Popeye - Damn lucky!

Marinade Dave - No doubt.

Ed - That's unbelievable!!!!!!!

Larry - I believe in the mysteries of the universe. Maybe I need to try that.

Old Horsetail - Scary ain't it?

Tina - Yep, I found him.

LG - I want to kick HER ass.

Tanda said...

10 points for tenacity;
10 points for "the look";
10 points for refusing to give your insurance info;
And finally...
20 points for not leaving the asshole a leg to stand on.

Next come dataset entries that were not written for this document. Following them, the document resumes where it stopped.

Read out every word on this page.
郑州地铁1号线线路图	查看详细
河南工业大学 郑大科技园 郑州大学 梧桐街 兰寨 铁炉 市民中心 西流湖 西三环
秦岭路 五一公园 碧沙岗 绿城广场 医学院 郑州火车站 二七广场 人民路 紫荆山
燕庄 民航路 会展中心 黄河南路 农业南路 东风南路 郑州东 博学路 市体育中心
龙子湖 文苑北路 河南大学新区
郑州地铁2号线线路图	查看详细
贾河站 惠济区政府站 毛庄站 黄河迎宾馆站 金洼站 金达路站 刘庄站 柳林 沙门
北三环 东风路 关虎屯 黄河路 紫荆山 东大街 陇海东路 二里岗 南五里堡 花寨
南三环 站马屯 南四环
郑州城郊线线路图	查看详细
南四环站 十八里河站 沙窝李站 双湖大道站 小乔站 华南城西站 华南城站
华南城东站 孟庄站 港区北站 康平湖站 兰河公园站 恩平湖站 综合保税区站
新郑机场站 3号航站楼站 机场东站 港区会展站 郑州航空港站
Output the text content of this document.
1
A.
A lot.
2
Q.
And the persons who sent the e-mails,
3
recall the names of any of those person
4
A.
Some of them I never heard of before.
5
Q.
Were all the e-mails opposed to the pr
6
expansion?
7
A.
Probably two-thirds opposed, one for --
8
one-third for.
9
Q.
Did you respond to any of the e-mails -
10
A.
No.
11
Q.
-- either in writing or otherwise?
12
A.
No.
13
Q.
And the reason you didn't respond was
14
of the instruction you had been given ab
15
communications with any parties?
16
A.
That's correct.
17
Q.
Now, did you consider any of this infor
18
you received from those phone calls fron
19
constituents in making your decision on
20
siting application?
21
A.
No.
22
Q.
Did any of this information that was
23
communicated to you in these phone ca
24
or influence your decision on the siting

Go Laurie, it's your birthday!! Well, it was... :0)

Laurie said...

Tanda - I like the way you grade.

Chrissy said...

Good for you. I'm sorry you got hit, but it is good you didn't give in to that obviously insane person. Don't you wonder sometimes how people like that function in life????

Laurie said...

Chrissy - When I think about it, I still can't believe he did that.

Renee said...

I just started reading your blog today. Ooh girl, you make me laugh!